Polis und Thetis haben den Durchblick verloren. "Ihr seht super aus!" freut sich dagegen Regisseur Holger Müller-Brandes über das Eintreffen eines besonders markanten Teils ihrer Bühnenkostüme. Über das Gesicht gezogen, sehen die neuen Kopfbedeckungen wie Fechtmasken aus und behindern die Sicht nicht unbeträchtlich. Hochgeschoben erinnern sie an sakrale Kochmützen. Die beiden mythologischen Figuren tragen es mit Fassung.

Während die Kostüme fast fertig sind, hakt die Dramaturgie noch immer an einer Szene aus dem ersten Akt. Polis und Thetis streiten sich hier um den Körper des Selbstmörders Carlo. In der literarischen Vorlage einigen sie sich, indem aus Carlo zwei Personen werden. Doch wie lässt sich die Teilung auf der Bühne darstellen? Seit Wochen brütet Müller-Brandes über dieser Frage und probiert immer wieder neue Varianten. Mal zerren die göttlichen Gestalten von beiden Seiten an Carlo, dann überreichen sie sich verschiedene Gegenstände, die Carlo symbolisieren sollen. "Das versteht doch kein Mensch", lautet stets das Fazit des Regisseurs.

Die rettende Lösung kommt vom Regieassistenten Adrian Wenck. Aus Pappe und Klebestreifen hat er eine Axt gebastelt. Was man damit macht, das kapiert nun wirklich jeder. "Ich danke Adrian für die Herstellung dieser Streitaxt", sagt Müller-Brandes, "doch die Szene wird sich noch sehr häufig ändern, bis sie fertig ist." Sein Assistent überhört den skeptischen Unterton, weil er bereits mit der Konstruktion weiterer Schlachtgeräte befasst ist.

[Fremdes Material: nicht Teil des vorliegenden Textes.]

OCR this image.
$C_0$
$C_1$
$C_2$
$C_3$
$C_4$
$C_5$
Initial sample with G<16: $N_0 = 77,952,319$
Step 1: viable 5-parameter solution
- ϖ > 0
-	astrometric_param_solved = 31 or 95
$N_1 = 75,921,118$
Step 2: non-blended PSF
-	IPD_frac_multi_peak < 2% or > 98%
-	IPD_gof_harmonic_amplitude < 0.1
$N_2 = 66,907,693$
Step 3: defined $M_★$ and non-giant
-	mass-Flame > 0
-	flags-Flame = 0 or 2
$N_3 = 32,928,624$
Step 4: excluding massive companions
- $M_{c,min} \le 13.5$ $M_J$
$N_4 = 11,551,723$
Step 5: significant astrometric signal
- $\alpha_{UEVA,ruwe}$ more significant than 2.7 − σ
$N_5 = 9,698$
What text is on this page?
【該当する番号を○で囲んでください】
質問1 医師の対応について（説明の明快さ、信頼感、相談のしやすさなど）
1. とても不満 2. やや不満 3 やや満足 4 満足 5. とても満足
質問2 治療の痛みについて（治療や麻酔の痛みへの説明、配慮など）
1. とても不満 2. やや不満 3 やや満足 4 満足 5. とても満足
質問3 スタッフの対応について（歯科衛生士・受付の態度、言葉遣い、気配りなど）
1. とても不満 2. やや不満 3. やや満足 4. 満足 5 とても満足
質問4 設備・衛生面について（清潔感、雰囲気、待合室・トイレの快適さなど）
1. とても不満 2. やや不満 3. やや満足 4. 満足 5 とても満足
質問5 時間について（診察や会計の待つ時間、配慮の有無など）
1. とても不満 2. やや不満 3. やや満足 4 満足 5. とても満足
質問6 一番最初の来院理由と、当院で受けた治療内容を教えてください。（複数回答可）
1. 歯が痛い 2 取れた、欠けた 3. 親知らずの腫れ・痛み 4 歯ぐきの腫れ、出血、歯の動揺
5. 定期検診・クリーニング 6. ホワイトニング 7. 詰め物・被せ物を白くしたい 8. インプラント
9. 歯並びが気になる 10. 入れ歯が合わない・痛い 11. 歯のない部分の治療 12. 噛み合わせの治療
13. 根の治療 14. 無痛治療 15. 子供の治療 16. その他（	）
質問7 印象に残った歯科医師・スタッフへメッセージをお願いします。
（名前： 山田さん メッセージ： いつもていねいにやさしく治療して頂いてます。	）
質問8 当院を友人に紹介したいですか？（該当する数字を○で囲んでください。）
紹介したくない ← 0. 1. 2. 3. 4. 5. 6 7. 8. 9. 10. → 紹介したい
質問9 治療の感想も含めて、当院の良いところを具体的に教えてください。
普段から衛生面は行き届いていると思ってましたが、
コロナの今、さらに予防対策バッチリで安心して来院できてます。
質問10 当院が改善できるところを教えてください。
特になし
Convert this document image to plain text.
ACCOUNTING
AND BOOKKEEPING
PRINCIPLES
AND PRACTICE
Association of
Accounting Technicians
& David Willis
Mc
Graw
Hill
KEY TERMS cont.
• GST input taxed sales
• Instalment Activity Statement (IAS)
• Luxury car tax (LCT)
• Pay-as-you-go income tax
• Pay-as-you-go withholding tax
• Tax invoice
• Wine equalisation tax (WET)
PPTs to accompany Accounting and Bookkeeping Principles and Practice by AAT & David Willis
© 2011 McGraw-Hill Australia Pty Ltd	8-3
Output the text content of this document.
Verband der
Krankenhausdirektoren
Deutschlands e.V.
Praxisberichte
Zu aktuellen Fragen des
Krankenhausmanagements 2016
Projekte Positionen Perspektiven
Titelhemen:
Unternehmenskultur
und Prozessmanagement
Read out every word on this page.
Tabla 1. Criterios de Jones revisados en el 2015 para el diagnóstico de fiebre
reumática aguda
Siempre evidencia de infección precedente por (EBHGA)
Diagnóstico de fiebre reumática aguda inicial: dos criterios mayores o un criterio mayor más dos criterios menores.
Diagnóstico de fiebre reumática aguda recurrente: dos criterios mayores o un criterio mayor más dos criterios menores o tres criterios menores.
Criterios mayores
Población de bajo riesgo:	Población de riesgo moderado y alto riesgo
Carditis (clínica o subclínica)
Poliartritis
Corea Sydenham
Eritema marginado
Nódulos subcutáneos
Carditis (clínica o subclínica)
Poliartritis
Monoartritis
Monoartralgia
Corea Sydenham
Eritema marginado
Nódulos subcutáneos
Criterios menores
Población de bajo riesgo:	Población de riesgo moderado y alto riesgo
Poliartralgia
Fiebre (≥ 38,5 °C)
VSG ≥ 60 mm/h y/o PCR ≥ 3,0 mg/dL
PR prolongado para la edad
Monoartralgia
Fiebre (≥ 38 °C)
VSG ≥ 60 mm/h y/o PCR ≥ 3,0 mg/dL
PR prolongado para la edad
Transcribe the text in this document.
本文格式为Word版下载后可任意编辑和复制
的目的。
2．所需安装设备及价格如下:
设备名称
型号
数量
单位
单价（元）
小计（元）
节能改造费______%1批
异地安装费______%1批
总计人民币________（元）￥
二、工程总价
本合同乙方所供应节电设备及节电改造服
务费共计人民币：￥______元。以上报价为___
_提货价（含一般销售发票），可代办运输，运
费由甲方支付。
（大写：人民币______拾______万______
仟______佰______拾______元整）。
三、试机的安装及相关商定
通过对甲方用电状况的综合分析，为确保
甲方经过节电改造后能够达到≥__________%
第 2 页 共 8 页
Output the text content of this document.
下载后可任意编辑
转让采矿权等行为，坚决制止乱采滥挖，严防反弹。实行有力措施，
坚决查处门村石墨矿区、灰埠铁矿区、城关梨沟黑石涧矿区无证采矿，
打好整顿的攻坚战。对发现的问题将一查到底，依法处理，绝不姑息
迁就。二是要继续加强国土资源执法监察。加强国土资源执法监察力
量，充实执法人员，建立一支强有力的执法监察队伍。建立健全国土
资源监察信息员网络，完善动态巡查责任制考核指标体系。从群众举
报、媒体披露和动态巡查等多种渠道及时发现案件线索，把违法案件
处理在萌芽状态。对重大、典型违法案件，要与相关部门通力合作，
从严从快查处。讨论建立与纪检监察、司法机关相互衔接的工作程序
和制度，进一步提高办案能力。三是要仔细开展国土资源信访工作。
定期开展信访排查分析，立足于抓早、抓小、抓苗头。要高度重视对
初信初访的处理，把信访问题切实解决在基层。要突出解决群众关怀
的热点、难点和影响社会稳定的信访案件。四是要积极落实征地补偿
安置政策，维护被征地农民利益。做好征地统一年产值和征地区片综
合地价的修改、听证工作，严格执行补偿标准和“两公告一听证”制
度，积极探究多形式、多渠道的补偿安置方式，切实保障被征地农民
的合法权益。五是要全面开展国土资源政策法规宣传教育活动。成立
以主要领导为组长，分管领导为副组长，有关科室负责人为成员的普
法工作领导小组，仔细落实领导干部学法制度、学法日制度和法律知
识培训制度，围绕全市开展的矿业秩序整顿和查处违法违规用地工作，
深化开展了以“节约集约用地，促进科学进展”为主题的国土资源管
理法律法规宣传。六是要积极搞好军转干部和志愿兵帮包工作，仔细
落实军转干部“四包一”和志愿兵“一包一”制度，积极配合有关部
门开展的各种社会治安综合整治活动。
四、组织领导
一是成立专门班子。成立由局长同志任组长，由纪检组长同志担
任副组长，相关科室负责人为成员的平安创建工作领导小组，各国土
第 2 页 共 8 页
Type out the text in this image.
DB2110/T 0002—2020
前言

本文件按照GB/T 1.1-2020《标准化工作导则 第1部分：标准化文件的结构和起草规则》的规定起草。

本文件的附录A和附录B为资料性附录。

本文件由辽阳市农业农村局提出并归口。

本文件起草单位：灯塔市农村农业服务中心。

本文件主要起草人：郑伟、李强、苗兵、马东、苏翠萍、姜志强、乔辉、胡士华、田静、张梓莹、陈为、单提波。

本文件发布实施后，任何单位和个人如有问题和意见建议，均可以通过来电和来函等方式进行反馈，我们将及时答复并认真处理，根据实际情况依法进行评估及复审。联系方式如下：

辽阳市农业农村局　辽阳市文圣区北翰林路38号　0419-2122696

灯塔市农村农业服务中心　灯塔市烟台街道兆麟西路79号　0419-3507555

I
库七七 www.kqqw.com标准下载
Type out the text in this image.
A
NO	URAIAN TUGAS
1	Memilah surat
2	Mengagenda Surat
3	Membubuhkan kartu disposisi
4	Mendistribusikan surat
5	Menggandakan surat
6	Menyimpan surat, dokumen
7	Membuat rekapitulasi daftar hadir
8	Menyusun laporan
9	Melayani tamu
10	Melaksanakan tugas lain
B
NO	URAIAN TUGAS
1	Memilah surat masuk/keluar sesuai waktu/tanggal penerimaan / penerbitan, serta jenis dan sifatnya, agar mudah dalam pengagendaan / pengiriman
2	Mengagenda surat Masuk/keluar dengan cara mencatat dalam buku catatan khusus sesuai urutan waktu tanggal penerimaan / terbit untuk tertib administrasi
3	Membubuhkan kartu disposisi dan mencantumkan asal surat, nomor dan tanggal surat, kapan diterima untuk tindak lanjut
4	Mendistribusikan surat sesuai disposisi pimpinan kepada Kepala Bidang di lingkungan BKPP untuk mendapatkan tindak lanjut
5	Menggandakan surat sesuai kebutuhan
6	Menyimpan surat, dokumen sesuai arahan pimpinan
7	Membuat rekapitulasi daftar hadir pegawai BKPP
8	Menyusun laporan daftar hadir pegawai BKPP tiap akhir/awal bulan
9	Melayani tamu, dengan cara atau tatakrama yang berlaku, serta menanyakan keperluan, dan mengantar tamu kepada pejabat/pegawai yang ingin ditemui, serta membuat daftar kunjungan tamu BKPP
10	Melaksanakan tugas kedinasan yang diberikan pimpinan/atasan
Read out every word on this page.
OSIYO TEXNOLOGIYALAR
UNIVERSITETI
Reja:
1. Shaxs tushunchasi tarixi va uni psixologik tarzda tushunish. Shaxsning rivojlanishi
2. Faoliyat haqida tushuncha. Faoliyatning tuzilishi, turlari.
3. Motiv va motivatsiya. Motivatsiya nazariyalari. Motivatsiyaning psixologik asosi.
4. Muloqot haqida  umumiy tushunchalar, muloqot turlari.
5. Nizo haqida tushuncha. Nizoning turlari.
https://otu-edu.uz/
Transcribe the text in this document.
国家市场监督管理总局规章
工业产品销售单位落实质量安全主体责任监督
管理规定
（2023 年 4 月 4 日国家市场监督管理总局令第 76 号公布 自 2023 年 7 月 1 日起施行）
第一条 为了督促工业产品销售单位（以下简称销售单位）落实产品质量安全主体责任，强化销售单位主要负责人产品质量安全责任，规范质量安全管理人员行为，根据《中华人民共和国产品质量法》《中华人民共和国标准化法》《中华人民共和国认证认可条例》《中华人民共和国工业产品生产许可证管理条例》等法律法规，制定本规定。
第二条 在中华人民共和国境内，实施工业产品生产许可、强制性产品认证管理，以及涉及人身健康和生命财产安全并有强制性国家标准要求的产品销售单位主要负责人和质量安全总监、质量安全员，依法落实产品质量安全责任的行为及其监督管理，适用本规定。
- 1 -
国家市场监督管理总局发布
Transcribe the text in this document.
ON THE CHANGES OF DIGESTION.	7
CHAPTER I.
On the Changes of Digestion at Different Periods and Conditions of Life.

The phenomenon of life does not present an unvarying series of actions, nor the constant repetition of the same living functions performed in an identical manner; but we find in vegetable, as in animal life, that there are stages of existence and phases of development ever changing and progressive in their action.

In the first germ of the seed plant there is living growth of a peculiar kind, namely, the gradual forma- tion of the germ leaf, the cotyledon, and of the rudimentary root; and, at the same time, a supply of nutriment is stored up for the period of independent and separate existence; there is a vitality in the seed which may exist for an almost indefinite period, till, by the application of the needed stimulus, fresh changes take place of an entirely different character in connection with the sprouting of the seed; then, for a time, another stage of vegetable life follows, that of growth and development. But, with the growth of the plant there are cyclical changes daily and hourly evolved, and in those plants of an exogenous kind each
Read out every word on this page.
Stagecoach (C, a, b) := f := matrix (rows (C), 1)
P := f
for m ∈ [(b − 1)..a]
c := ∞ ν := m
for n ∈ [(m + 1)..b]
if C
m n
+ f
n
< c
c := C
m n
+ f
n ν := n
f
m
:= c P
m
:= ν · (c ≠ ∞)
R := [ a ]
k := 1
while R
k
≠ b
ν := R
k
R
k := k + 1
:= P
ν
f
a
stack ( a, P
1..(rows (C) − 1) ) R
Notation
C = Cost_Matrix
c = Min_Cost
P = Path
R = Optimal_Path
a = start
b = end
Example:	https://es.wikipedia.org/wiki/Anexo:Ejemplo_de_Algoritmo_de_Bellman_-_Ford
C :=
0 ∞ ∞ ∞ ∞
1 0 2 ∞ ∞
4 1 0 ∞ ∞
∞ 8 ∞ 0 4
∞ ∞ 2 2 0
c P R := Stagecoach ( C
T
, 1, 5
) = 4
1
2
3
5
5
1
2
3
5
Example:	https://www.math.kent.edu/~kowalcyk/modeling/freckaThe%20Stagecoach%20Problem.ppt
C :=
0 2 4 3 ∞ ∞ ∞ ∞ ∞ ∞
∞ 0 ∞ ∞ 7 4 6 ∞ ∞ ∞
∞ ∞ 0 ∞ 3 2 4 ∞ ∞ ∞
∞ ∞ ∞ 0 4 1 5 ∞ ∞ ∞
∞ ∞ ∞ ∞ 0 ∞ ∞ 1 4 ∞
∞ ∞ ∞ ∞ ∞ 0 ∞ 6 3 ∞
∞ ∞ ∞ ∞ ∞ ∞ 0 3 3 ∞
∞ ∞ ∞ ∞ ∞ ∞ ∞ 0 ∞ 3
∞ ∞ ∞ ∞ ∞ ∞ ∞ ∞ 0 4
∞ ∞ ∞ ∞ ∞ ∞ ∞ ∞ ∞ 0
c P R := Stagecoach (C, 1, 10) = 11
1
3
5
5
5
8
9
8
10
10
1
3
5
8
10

Auch die Sängerinnen und Sänger arbeiten noch an grundsätzlichen Fragen der Darstellung. Während die klassische Oper eine Grammatik der Bewegungen vorschreibt, lässt sich zu Pit Przygoddas Popmusik-Kompositionen freier agieren. Der Tenor und Carlo-Darsteller Dirk Mestmacher schlägt eine Steppeinlage vor und legt ohne Zögern in seinem engen Trenchcoat los. Wie so häufig während dieser Proben schweigen die Umstehenden für einen Moment, um sich dann verblüfft zuzunicken.

Nach einer kurzen Pause stürmt der Regisseur die Halle im Laufschritt: "Oh Gott, bin ich froh", sagt er, "ich weiß jetzt, wie wir die Szene lösen!". Die Axt wird nicht gebraucht, auch kein anderes Symbol und erst recht kein Zerren. Polis und Thetis stellen sich einfach auf die Galerie und erzählen die Geschichte von der wundersamen Teilung, es stehe doch schließlich alles im Text.

Wie der Regisseur darauf gekommen ist? "Adrian hat’s mir draußen gesagt." Der so Gelobte verbeugt sich kurz. Seine Hände halten noch die Papp-Axt, die jetzt wohl doch nicht zum Einsatz kommen wird. Er hat sie nur gebraucht, um einen gordischen Knoten zu durchtrennen. Symbolisch.